The Curse of Misty Wayfair, by Jaime Jo Wright, is a gripping split-timeline, romantic suspense novel about identity and family heritage. It follows two young women as they both grapple with the Legend, and ghost, of Misty Wayfair.
Thea Reed is an orphan who lives in the early 1900s. Her quest to find her mother brings her to Pleasant Valley, WI, but needing to continue to earn money, she plies her trade: taking memento mori pictures, pictures of the recently deceased. This connects her with the Coyle family, specifically Simeon Coyle, who works at the mental asylum. Fearing her mother was a patient at there, Thea uses her photography skills to gain access and crashes headlong into the controversial world of mental hospitals of the time.

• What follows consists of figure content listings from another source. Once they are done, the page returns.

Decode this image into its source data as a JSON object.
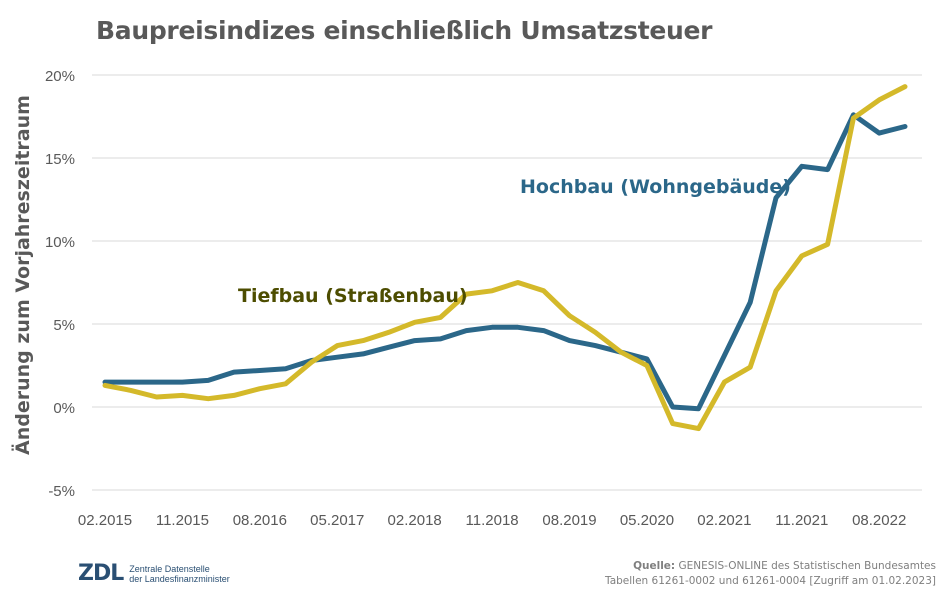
{
  "title": "Baupreisindizes einschließlich Umsatzsteuer",
  "logo": {
    "mark": "ZDL",
    "line1": "Zentrale Datenstelle",
    "line2": "der Landesfinanzminister"
  },
  "source": {
    "label": "Quelle:",
    "line1": "GENESIS-ONLINE des Statistischen Bundesamtes",
    "line2": "Tabellen 61261-0002 und 61261-0004 [Zugriff am 01.02.2023]"
  },
  "colors": {
    "hochbau": "#2b6789",
    "tiefbau": "#d4b92a",
    "hochbau_label": "#2b6789",
    "tiefbau_label": "#4d4d00",
    "grid": "#d9d9d9",
    "tick_text": "#595959"
  },
  "chart_data": {
    "type": "line",
    "title": "Baupreisindizes einschließlich Umsatzsteuer",
    "xlabel": "",
    "ylabel": "Änderung zum Vorjahreszeitraum",
    "ylim": [
      -5,
      20
    ],
    "yticks": [
      -5,
      0,
      5,
      10,
      15,
      20
    ],
    "ytick_labels": [
      "-5%",
      "0%",
      "5%",
      "10%",
      "15%",
      "20%"
    ],
    "grid": true,
    "x": [
      "02.2015",
      "05.2015",
      "08.2015",
      "11.2015",
      "02.2016",
      "05.2016",
      "08.2016",
      "11.2016",
      "02.2017",
      "05.2017",
      "08.2017",
      "11.2017",
      "02.2018",
      "05.2018",
      "08.2018",
      "11.2018",
      "02.2019",
      "05.2019",
      "08.2019",
      "11.2019",
      "02.2020",
      "05.2020",
      "08.2020",
      "11.2020",
      "02.2021",
      "05.2021",
      "08.2021",
      "11.2021",
      "02.2022",
      "05.2022",
      "08.2022",
      "11.2022"
    ],
    "xtick_labels": [
      "02.2015",
      "11.2015",
      "08.2016",
      "05.2017",
      "02.2018",
      "11.2018",
      "08.2019",
      "05.2020",
      "02.2021",
      "11.2021",
      "08.2022"
    ],
    "series": [
      {
        "name": "Hochbau (Wohngebäude)",
        "values": [
          1.5,
          1.5,
          1.5,
          1.5,
          1.6,
          2.1,
          2.2,
          2.3,
          2.8,
          3.0,
          3.2,
          3.6,
          4.0,
          4.1,
          4.6,
          4.8,
          4.8,
          4.6,
          4.0,
          3.7,
          3.3,
          2.9,
          0.0,
          -0.1,
          3.1,
          6.3,
          12.6,
          14.5,
          14.3,
          17.6,
          16.5,
          16.9
        ]
      },
      {
        "name": "Tiefbau (Straßenbau)",
        "values": [
          1.3,
          1.0,
          0.6,
          0.7,
          0.5,
          0.7,
          1.1,
          1.4,
          2.7,
          3.7,
          4.0,
          4.5,
          5.1,
          5.4,
          6.8,
          7.0,
          7.5,
          7.0,
          5.5,
          4.5,
          3.3,
          2.5,
          -1.0,
          -1.3,
          1.5,
          2.4,
          7.0,
          9.1,
          9.8,
          17.4,
          18.5,
          19.3
        ]
      }
    ]
  }
}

A hundred years later, Heidi Lane travels to Pleasant Valley when she receives a strange letter from her mother, but someone doesn’t want her there. Her mother, who is suffering from dementia, has no recollection of sending the letter and Heidi’s sister has no patience for Heidi’s situation, especially when Heidi’s danger brings destruction to their home. Determined to discover who is terrorizing her, Heidi must visit the ruins of the old asylum.
The deeper both women dig, the more danger they encounter and the more convinced they are that answers lie in untangling the mystery behind Misty Wayfair.

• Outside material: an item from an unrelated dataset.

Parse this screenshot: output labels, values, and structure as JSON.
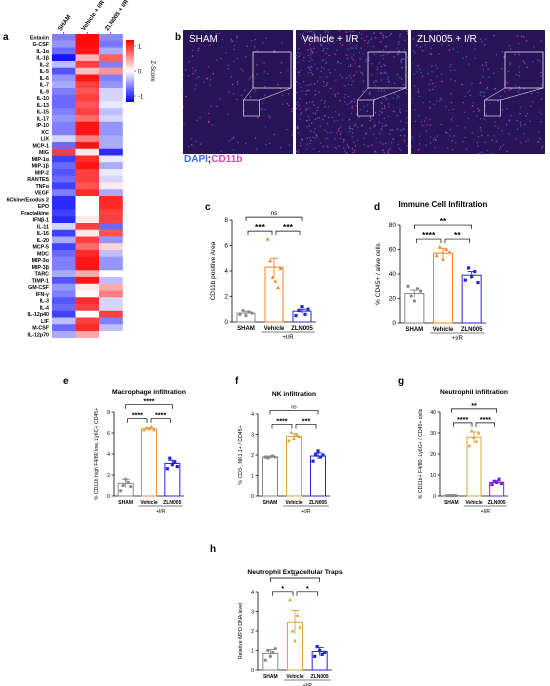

Jaime Jo Wright is one of my favorite authors. While I don’t usually read split-timeline novels or ones that flirt quite as much with the darker side of suspense, Jaime so masterfully weaves such incredible stories that I cannot wait until she publishes a new one.

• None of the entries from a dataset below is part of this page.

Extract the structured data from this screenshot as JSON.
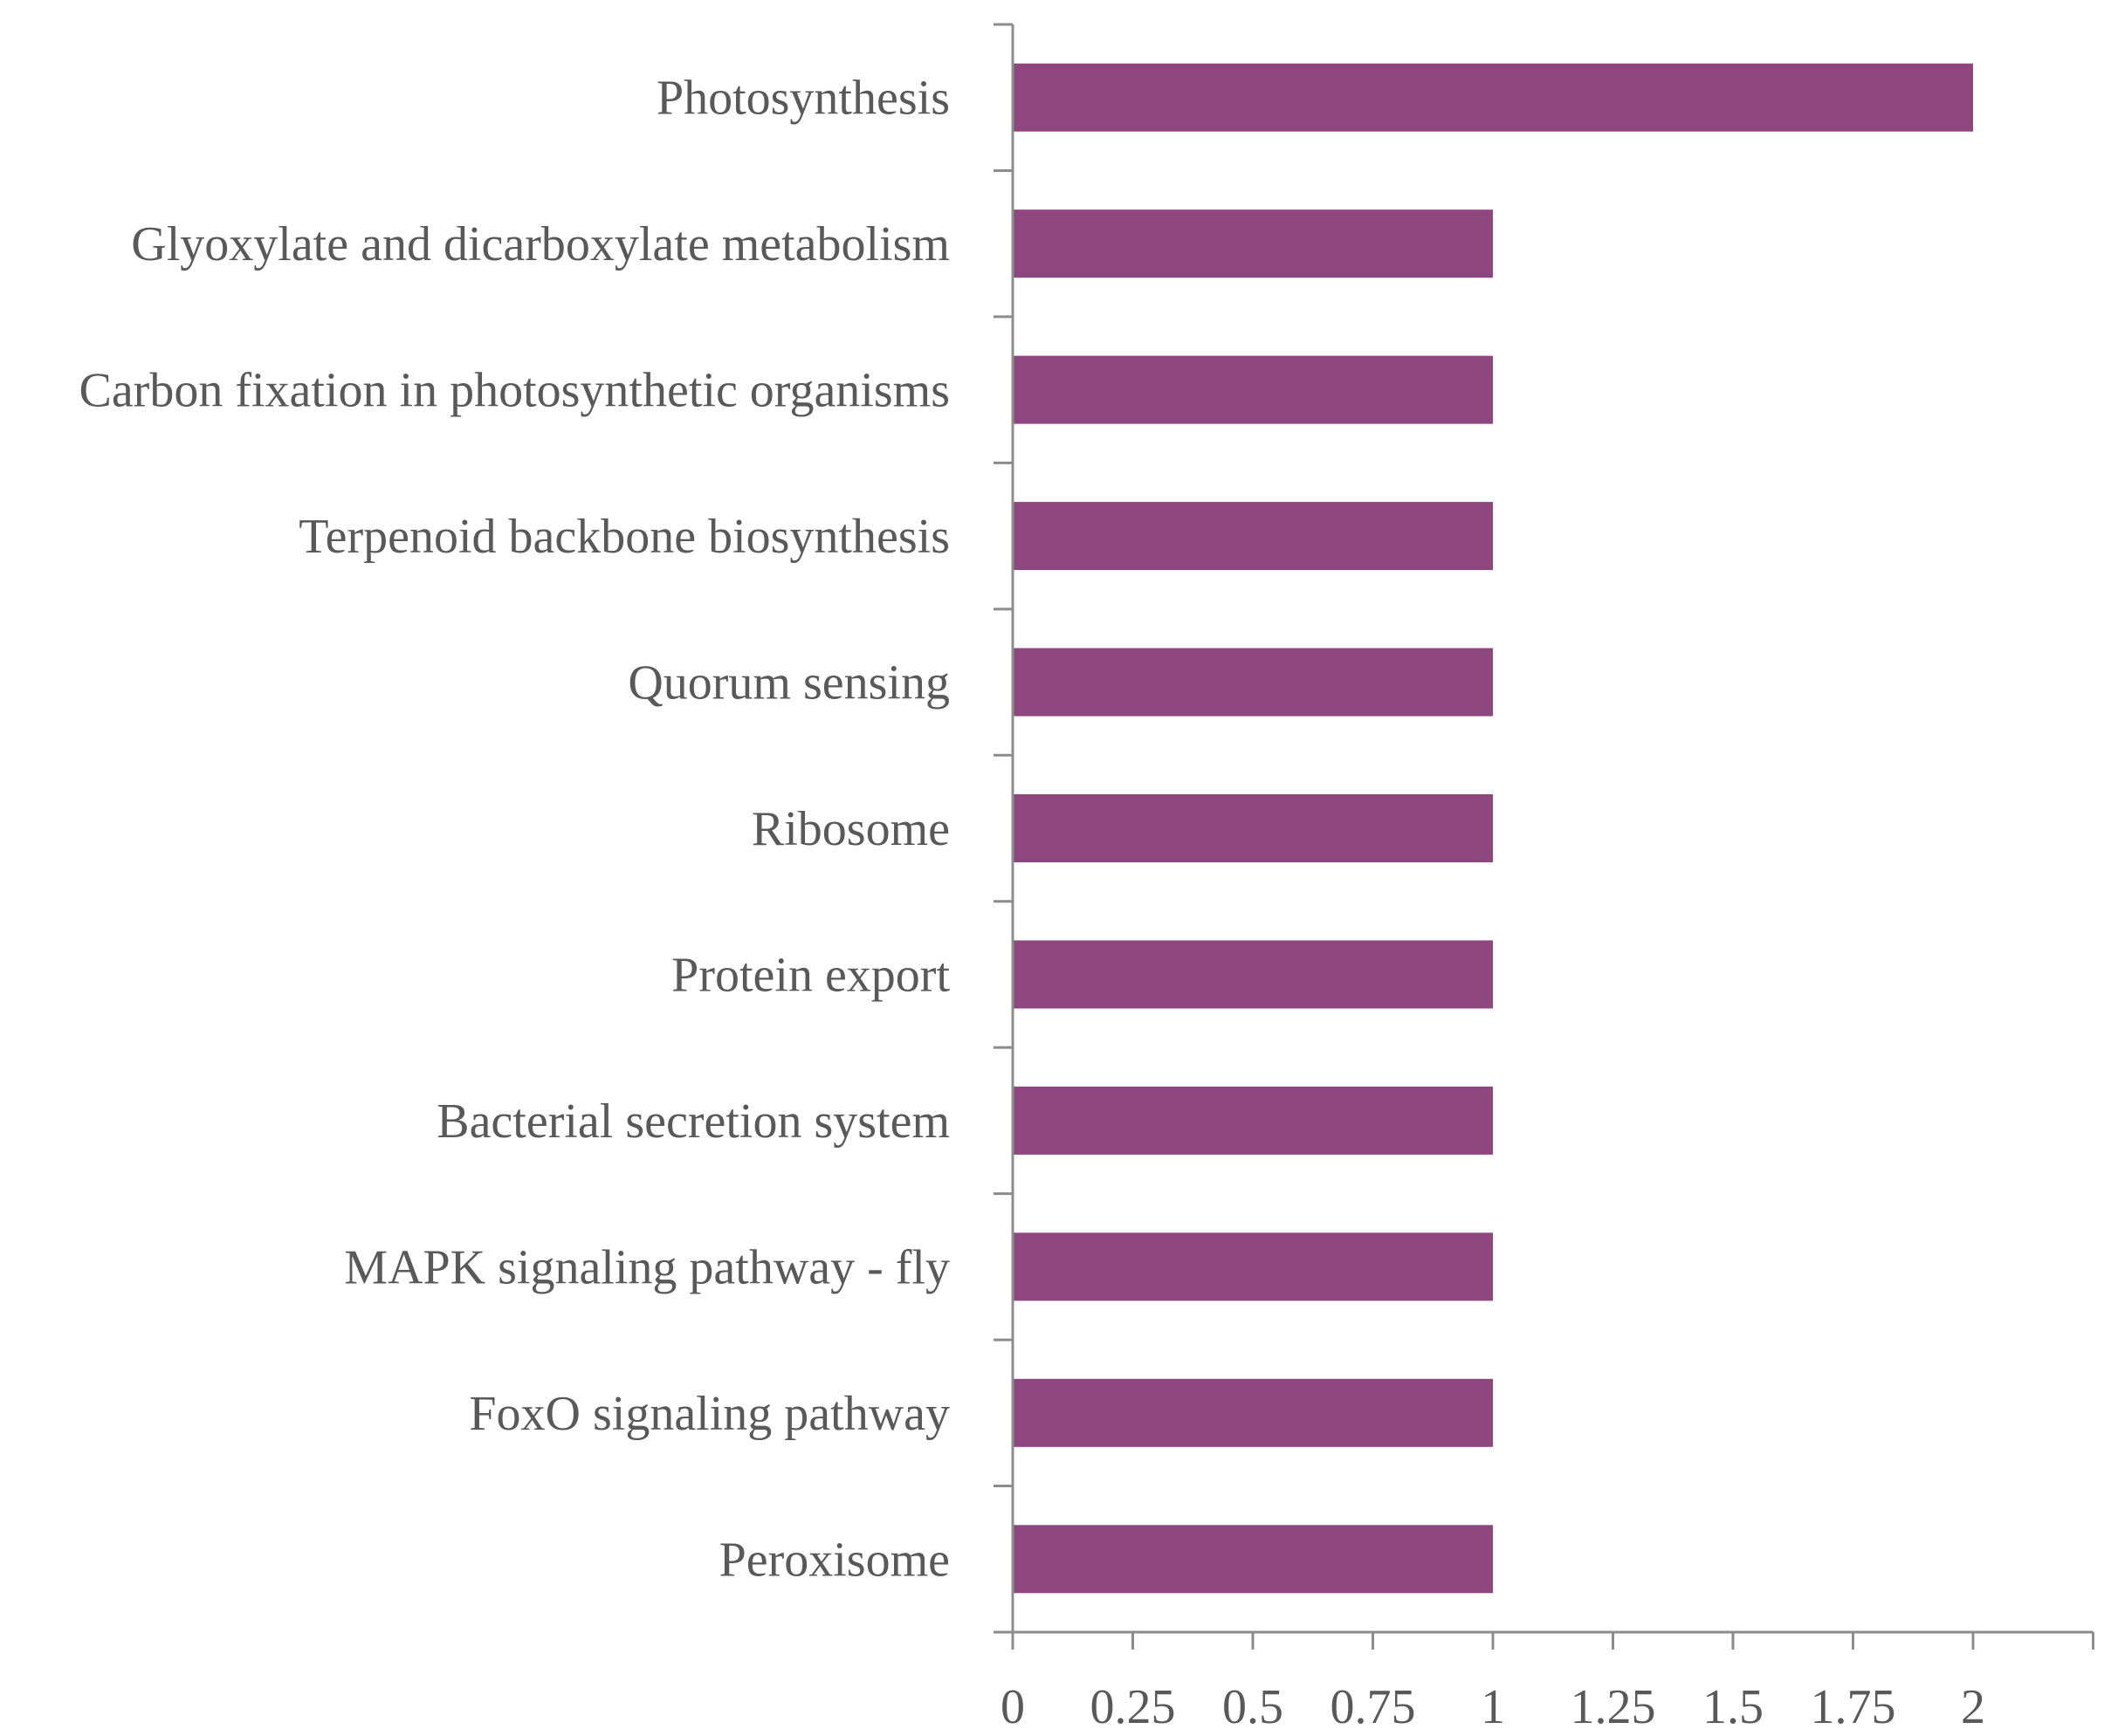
{
  "chart_data": {
    "type": "bar",
    "orientation": "horizontal",
    "categories": [
      "Photosynthesis",
      "Glyoxylate and dicarboxylate metabolism",
      "Carbon fixation in photosynthetic organisms",
      "Terpenoid backbone biosynthesis",
      "Quorum sensing",
      "Ribosome",
      "Protein export",
      "Bacterial secretion system",
      "MAPK signaling pathway - fly",
      "FoxO signaling pathway",
      "Peroxisome"
    ],
    "values": [
      2,
      1,
      1,
      1,
      1,
      1,
      1,
      1,
      1,
      1,
      1
    ],
    "x_ticks": [
      "0",
      "0.25",
      "0.5",
      "0.75",
      "1",
      "1.25",
      "1.5",
      "1.75",
      "2"
    ],
    "xlim": [
      0,
      2.25
    ],
    "title": "",
    "xlabel": "",
    "ylabel": "",
    "grid": false,
    "legend": "none",
    "bar_color": "#8e467f",
    "axis_color": "#8c8c8c",
    "label_color": "#595959"
  }
}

She also doesn’t shy away from challenging topics – such as the horror of the early days of mental asylums and some of today’s mental health challenges – however, she addresses these issues in such a personal way that it brings understanding for those who are unfamiliar with them and the feeling of relating to characters who have similar challenges as a reader.
I highly recommend The Curse of Misty Wayfair. For those with more vivid imaginations, I do suggest reading it during daylight hours; it is a ghost story after all. But leave yourself plenty of time to settle in. Once the story grips you, it won’t let up until you finish the last page.
Disclosure of Material Connection: I received this book free from Bethany House Publishers in order to provide an honest review. I was not required to write a positive review. The opinions I have expressed are my own. I am disclosing this in accordance with the Federal Trade Commission’s 16 CFR, Part 255: “Guides Concerning the Use of Endorsements and Testimonials in Advertising.”